Tango festival: Forbidden dance coming to Philly
It was a big day for tango aficionados when Pope Francis was elected in March. The new pope had danced tango as a young man in his native Argentina.
“In the 24 hours after he was named pope, I have friends all over North American who have tango studios who were interviewed on TV,” says Meredith Klein, director of the Philadelphia Argentine Tango School. “Apparently in [Pope Francis'] youth, before he took his calling and joined the church, he danced tango to some extent. He enjoyed the faster milonga, which calls for more sprightly dancing.”
You never know — a future pope might just be in the ranks of the third annual Philadelphia International Tango Festival, which takes place Friday through May 27 at the Philadelphia Argentine Tango School in Fishtown, the festival’s sponsor, and the Ruba Club in Northern Liberties.

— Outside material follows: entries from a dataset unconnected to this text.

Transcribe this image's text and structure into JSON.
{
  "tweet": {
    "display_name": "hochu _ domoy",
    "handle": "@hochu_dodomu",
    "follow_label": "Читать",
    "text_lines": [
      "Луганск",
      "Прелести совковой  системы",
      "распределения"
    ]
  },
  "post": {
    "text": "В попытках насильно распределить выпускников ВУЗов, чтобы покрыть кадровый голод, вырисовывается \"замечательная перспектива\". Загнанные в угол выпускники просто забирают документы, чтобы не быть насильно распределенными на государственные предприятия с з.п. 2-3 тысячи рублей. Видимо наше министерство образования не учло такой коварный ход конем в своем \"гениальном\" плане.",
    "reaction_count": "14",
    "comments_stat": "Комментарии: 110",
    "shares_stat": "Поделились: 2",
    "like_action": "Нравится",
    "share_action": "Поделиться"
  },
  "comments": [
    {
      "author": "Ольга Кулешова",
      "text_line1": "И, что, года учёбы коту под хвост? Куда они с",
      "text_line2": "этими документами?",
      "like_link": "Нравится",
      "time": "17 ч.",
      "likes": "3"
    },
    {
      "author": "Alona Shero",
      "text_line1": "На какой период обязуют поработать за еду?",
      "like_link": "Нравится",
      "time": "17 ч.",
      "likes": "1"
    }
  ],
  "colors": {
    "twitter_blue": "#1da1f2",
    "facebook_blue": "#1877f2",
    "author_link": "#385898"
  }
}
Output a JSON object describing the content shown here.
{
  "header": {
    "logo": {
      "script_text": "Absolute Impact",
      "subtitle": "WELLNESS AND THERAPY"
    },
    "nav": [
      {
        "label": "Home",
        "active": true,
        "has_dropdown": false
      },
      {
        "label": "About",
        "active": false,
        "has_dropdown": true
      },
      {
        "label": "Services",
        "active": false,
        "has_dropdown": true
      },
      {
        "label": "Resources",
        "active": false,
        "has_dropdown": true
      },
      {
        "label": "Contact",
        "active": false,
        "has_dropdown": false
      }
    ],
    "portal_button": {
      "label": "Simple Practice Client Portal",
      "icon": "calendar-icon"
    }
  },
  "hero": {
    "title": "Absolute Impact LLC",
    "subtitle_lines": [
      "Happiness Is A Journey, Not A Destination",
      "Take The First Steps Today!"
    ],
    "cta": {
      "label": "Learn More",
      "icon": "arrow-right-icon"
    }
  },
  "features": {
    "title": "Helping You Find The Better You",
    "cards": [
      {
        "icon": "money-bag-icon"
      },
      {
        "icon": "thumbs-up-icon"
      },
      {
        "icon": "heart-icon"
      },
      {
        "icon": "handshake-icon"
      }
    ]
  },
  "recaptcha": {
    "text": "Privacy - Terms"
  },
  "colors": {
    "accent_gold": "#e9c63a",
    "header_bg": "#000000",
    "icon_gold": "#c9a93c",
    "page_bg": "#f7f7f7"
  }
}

“We dance late into the night and then we start again the next morning with workshops for all levels, from beginners on up,” says Klein, who studied tango in Argentina and opened the Philly school in 2008.
With all that dancing, don’t you need a rest now and then?
“Argentine tango is a social dance based on walking,” Klein says. “Walking is the bottom line. It’s a dance you can dance for many hours and still dance. It’s not like you’re jumping around and you get very tired in an hour.”
Tango has enjoyed a resurgence of popularity worldwide since the restoration of democracy in Argentina in the 1980s, Klein says. She expects about 500 dancers at the festival, with everyone from tango experts from Argentina, the birthplace of the dance in the 1890s, to beginners partaking in the fest’s Absolute Beginner track.
Most events accept at-the-door registration.
“People are coming to Philadelphia from all over the United States,” Klein says. “The tango community has been growing enormously over the last five years.”
If you go
Philadelphia International Tango Festival
Ruba Club, 414 Green St.
Philadelphia Argentine Tango School, 2030 Frankford Ave.